Consider that our propensity to focus on problems rather than desired outcomes is a potentially very costly blind spot.
In coaching thousands of people in producing breakthrough results, this is one of the most common blind spots I have encountered. Attempts to intervene are more often than not met with resistance because it feels like it is unnecessarily slowing people down. It seems inefficient. Unfortunately we all too often choose what seems to be efficient in the moment at the expense of our ultimate productivity.
The costs of solving the wrong problem can be enormous as demonstrated in this example. It is neither efficient nor productive.
Why do we fall into this trap?
Tim points out that “Your mind consistently chooses to follow well worn patterns, rather than generate new thoughts, new interpretations or new ways of doing things.” In this example he points out that NASA was grounded in looking for solutions based in high technology so that is the pattern of thinking they automatically defaulted to. This is certainly part of the thinking behind the question they asked.
I also think there is another well worn pattern of thinking at play here: focusing on problems rather outcomes.
We have been trained and rewarded for being great problem solvers. It is a highly useful skill and can be incredibly satisfying. We love to solve problems. We also like to get into action as quickly as possible so we are inherently motivated to identify the problem quickly so we can get right to work.
For the most part we have not been trained in the discipline of outcome based thinking.

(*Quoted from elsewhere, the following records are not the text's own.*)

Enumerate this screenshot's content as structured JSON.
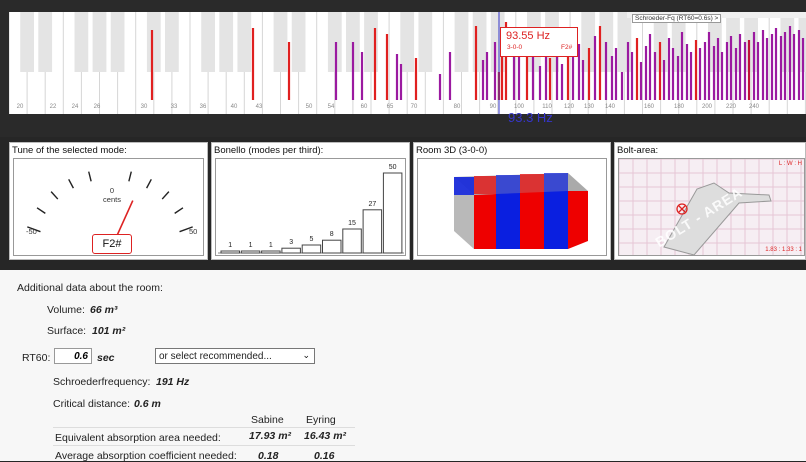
{
  "spectrum": {
    "schroeder_label": "Schroeder-Fq (RT60=0.6s) >",
    "tooltip": {
      "freq": "93.55 Hz",
      "mode": "3-0-0",
      "note": "F2#"
    },
    "cursor_label": "93.3 Hz",
    "ticks": [
      "20",
      "22",
      "24",
      "26",
      "30",
      "33",
      "36",
      "40",
      "43",
      "50",
      "54",
      "60",
      "65",
      "70",
      "80",
      "90",
      "100",
      "110",
      "120",
      "130",
      "140",
      "160",
      "180",
      "200",
      "220",
      "240"
    ]
  },
  "panels": {
    "tune": {
      "title": "Tune of the selected mode:",
      "value": "0",
      "unit": "cents",
      "min": "-50",
      "max": "50",
      "note": "F2#",
      "needle_cents": 14
    },
    "bonello": {
      "title": "Bonello (modes per third):",
      "values": [
        1,
        1,
        1,
        3,
        5,
        8,
        15,
        27,
        50
      ]
    },
    "room3d": {
      "title": "Room 3D (3-0-0)"
    },
    "bolt": {
      "title": "Bolt-area:",
      "legend": "L : W : H",
      "ratio": "1.83 : 1.33 : 1",
      "watermark": "BOLT - AREA"
    }
  },
  "room": {
    "heading": "Additional data about the room:",
    "volume_label": "Volume:",
    "volume_value": "66 m³",
    "surface_label": "Surface:",
    "surface_value": "101 m²",
    "rt60_label": "RT60:",
    "rt60_value": "0.6",
    "rt60_unit": "sec",
    "rt60_select": "or select recommended...",
    "schroeder_label": "Schroederfrequency:",
    "schroeder_value": "191 Hz",
    "critical_label": "Critical distance:",
    "critical_value": "0.6 m",
    "col_sabine": "Sabine",
    "col_eyring": "Eyring",
    "row1_label": "Equivalent absorption area needed:",
    "row1_sabine": "17.93 m²",
    "row1_eyring": "16.43 m²",
    "row2_label": "Average absorption coefficient needed:",
    "row2_sabine": "0.18",
    "row2_eyring": "0.16"
  }
}
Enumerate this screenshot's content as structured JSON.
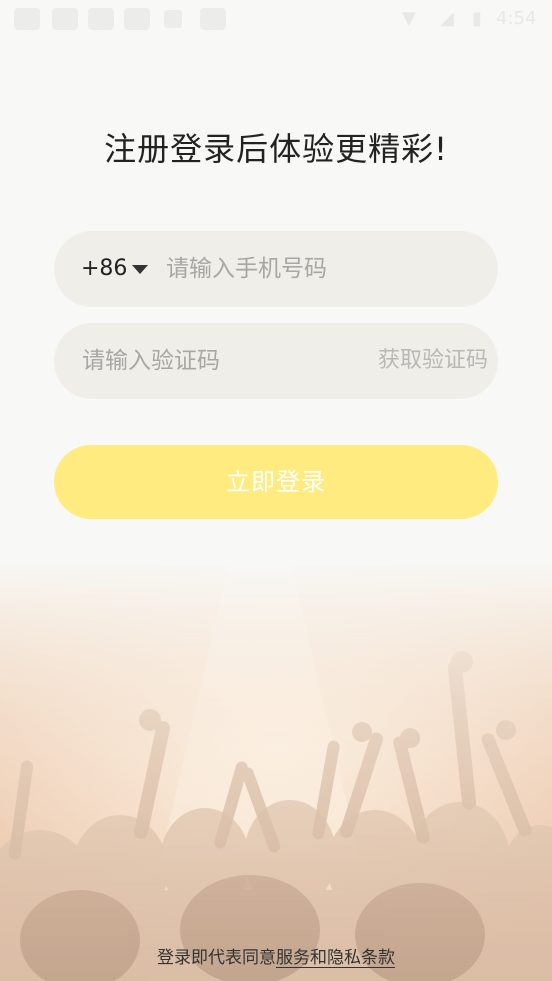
{
  "status_bar": {
    "right_text": "4:54"
  },
  "headline": "注册登录后体验更精彩!",
  "phone": {
    "country_code": "+86",
    "placeholder": "请输入手机号码"
  },
  "code": {
    "placeholder": "请输入验证码",
    "get_code_label": "获取验证码"
  },
  "login_button": "立即登录",
  "terms": {
    "prefix": "登录即代表同意",
    "link": "服务和隐私条款"
  },
  "colors": {
    "accent": "#ffeb7f",
    "field_bg": "#efeee9",
    "placeholder": "#a8a7a3"
  }
}
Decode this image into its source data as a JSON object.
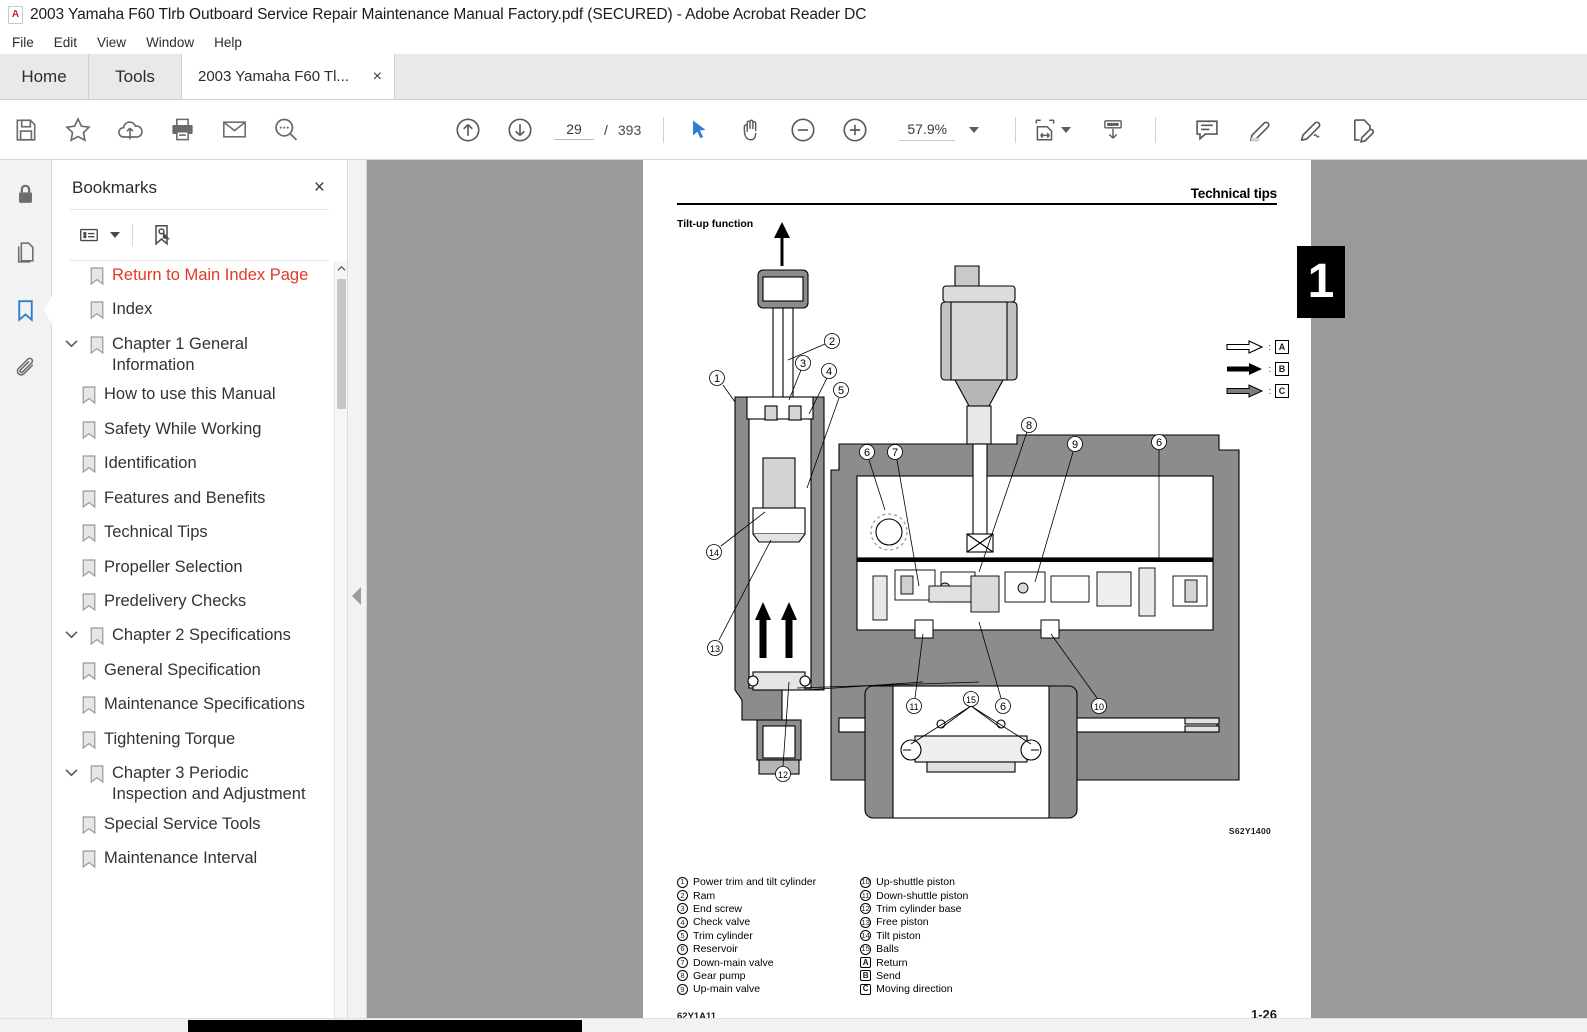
{
  "window": {
    "title": "2003 Yamaha F60 Tlrb Outboard Service Repair Maintenance Manual Factory.pdf (SECURED) - Adobe Acrobat Reader DC",
    "doc_icon": "pdf-document-icon"
  },
  "menubar": [
    "File",
    "Edit",
    "View",
    "Window",
    "Help"
  ],
  "tabs": {
    "home": "Home",
    "tools": "Tools",
    "document": "2003 Yamaha F60 Tl...",
    "close": "×"
  },
  "toolbar": {
    "left_icons": [
      "save-icon",
      "star-icon",
      "cloud-upload-icon",
      "print-icon",
      "email-icon",
      "search-icon"
    ],
    "prev_page": "previous-page-icon",
    "next_page": "next-page-icon",
    "page_current": "29",
    "page_sep": "/",
    "page_total": "393",
    "select_tool": "select-cursor-icon",
    "hand_tool": "hand-tool-icon",
    "zoom_out": "zoom-out-icon",
    "zoom_in": "zoom-in-icon",
    "zoom_level": "57.9%",
    "fit_page": "fit-page-icon",
    "scroll_mode": "page-scroll-icon",
    "comment": "comment-icon",
    "highlight": "highlight-icon",
    "sign": "sign-icon",
    "fill_and_sign": "fill-and-sign-icon"
  },
  "rail": [
    {
      "name": "security-lock-icon",
      "active": false
    },
    {
      "name": "page-thumbnails-icon",
      "active": false
    },
    {
      "name": "bookmarks-icon",
      "active": true
    },
    {
      "name": "attachments-icon",
      "active": false
    }
  ],
  "bookmarks_panel": {
    "title": "Bookmarks",
    "close": "×",
    "options_icon": "bookmark-options-icon",
    "new_bookmark_icon": "new-bookmark-icon",
    "items": [
      {
        "label": "Return to Main Index Page",
        "level": 0,
        "expandable": false,
        "red": true
      },
      {
        "label": "Index",
        "level": 0,
        "expandable": false,
        "red": false
      },
      {
        "label": "Chapter 1 General Information",
        "level": 0,
        "expandable": true,
        "red": false
      },
      {
        "label": "How to use this Manual",
        "level": 1,
        "expandable": false,
        "red": false
      },
      {
        "label": "Safety While Working",
        "level": 1,
        "expandable": false,
        "red": false
      },
      {
        "label": "Identification",
        "level": 1,
        "expandable": false,
        "red": false
      },
      {
        "label": "Features and Benefits",
        "level": 1,
        "expandable": false,
        "red": false
      },
      {
        "label": "Technical Tips",
        "level": 1,
        "expandable": false,
        "red": false
      },
      {
        "label": "Propeller Selection",
        "level": 1,
        "expandable": false,
        "red": false
      },
      {
        "label": "Predelivery Checks",
        "level": 1,
        "expandable": false,
        "red": false
      },
      {
        "label": "Chapter 2 Specifications",
        "level": 0,
        "expandable": true,
        "red": false
      },
      {
        "label": "General Specification",
        "level": 1,
        "expandable": false,
        "red": false
      },
      {
        "label": "Maintenance Specifications",
        "level": 1,
        "expandable": false,
        "red": false
      },
      {
        "label": "Tightening Torque",
        "level": 1,
        "expandable": false,
        "red": false
      },
      {
        "label": "Chapter 3 Periodic Inspection and Adjustment",
        "level": 0,
        "expandable": true,
        "red": false
      },
      {
        "label": "Special Service Tools",
        "level": 1,
        "expandable": false,
        "red": false
      },
      {
        "label": "Maintenance Interval",
        "level": 1,
        "expandable": false,
        "red": false
      }
    ]
  },
  "document_page": {
    "header_title": "Technical tips",
    "subtitle": "Tilt-up function",
    "chapter_tab": "1",
    "figure_id": "S62Y1400",
    "footer_code": "62Y1A11",
    "footer_page": "1-26",
    "arrow_legend": [
      {
        "symbol": "white-arrow-icon",
        "code": "A"
      },
      {
        "symbol": "black-arrow-icon",
        "code": "B"
      },
      {
        "symbol": "gray-arrow-icon",
        "code": "C"
      }
    ],
    "legend_left": [
      {
        "num": "1",
        "text": "Power trim and tilt cylinder"
      },
      {
        "num": "2",
        "text": "Ram"
      },
      {
        "num": "3",
        "text": "End screw"
      },
      {
        "num": "4",
        "text": "Check valve"
      },
      {
        "num": "5",
        "text": "Trim cylinder"
      },
      {
        "num": "6",
        "text": "Reservoir"
      },
      {
        "num": "7",
        "text": "Down-main valve"
      },
      {
        "num": "8",
        "text": "Gear pump"
      },
      {
        "num": "9",
        "text": "Up-main valve"
      }
    ],
    "legend_right": [
      {
        "num": "10",
        "text": "Up-shuttle piston",
        "square": false
      },
      {
        "num": "11",
        "text": "Down-shuttle piston",
        "square": false
      },
      {
        "num": "12",
        "text": "Trim cylinder base",
        "square": false
      },
      {
        "num": "13",
        "text": "Free piston",
        "square": false
      },
      {
        "num": "14",
        "text": "Tilt piston",
        "square": false
      },
      {
        "num": "15",
        "text": "Balls",
        "square": false
      },
      {
        "num": "A",
        "text": "Return",
        "square": true
      },
      {
        "num": "B",
        "text": "Send",
        "square": true
      },
      {
        "num": "C",
        "text": "Moving direction",
        "square": true
      }
    ],
    "callouts": [
      "1",
      "2",
      "3",
      "4",
      "5",
      "6",
      "7",
      "8",
      "9",
      "10",
      "11",
      "12",
      "13",
      "14",
      "15"
    ]
  },
  "colors": {
    "accent": "#2b7fd4",
    "bookmark_red": "#e03a28",
    "viewport_gray": "#9a9a9a",
    "chrome_gray": "#e9e9e9"
  }
}
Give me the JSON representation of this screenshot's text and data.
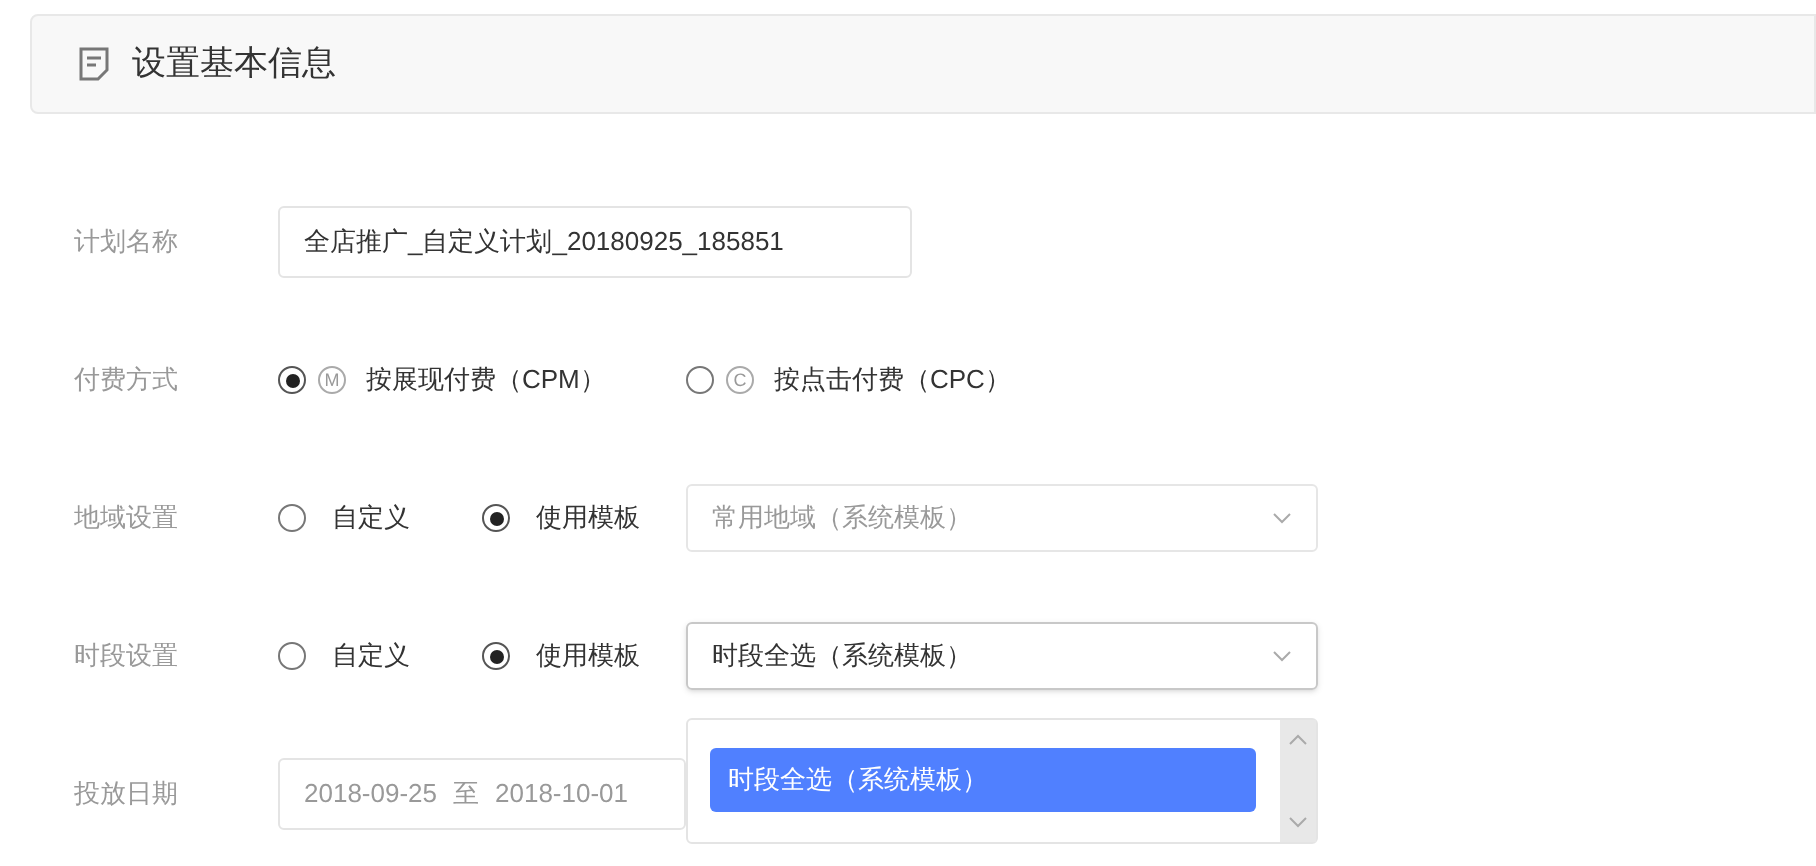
{
  "header": {
    "title": "设置基本信息"
  },
  "fields": [
    {
      "kind": "text",
      "label": "计划名称",
      "value": "全店推广_自定义计划_20180925_185851"
    },
    {
      "kind": "radio",
      "label": "付费方式",
      "options": [
        {
          "badge": "M",
          "label": "按展现付费（CPM）",
          "selected": true
        },
        {
          "badge": "C",
          "label": "按点击付费（CPC）",
          "selected": false
        }
      ]
    },
    {
      "kind": "radio_select",
      "label": "地域设置",
      "options": [
        {
          "label": "自定义",
          "selected": false
        },
        {
          "label": "使用模板",
          "selected": true
        }
      ],
      "select": {
        "value": "常用地域（系统模板）",
        "disabled": true,
        "expanded": false
      }
    },
    {
      "kind": "radio_select",
      "label": "时段设置",
      "options": [
        {
          "label": "自定义",
          "selected": false
        },
        {
          "label": "使用模板",
          "selected": true
        }
      ],
      "select": {
        "value": "时段全选（系统模板）",
        "disabled": false,
        "expanded": true,
        "menu": [
          {
            "label": "时段全选（系统模板）",
            "selected": true
          }
        ]
      }
    },
    {
      "kind": "date",
      "label": "投放日期",
      "start": "2018-09-25",
      "separator": "至",
      "end": "2018-10-01"
    }
  ]
}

For many people, taking the time to step back from a problem and think about what we really want to accomplish can occur as a waste of time, especially when the problem, and even the solution, seem so obvious.
Problem solving usually feels like the right thing to do in the moment which is why there is little motivation to challenge our thinking. Yet without the discipline of what Tim Hurson calls productive or Tenkaizen thinking we limit what is possible. What else might NASA have invented with those same resources if they just used a pencil?
In Think Better, Tim Hurson makes the case for the value of investing in the discipline of productive thinking. He also offers a very effective and accessible model for how to engage in productive thinking. I highly recommend the book.
What I offer here is one simple thing you can do to intervene in the drift of what I call our addiction to problem solving:
Next time you find yourself solving a problem, stop and ask yourself (and your team) these questions:
1. What are we ultimately trying to accomplish in solving this problem?
2. How will we know we have accomplished it?
3. Will solving this problem accomplish that objective or are there other things we need to consider or problems we also need to solve?
You will likely still end up solving a problem, although it may not be the one you originally thought you had. However, you will also increase your chances of asking and answering more productive questions.
What techniques do you use for making sure you are asking and answering the best possible questions?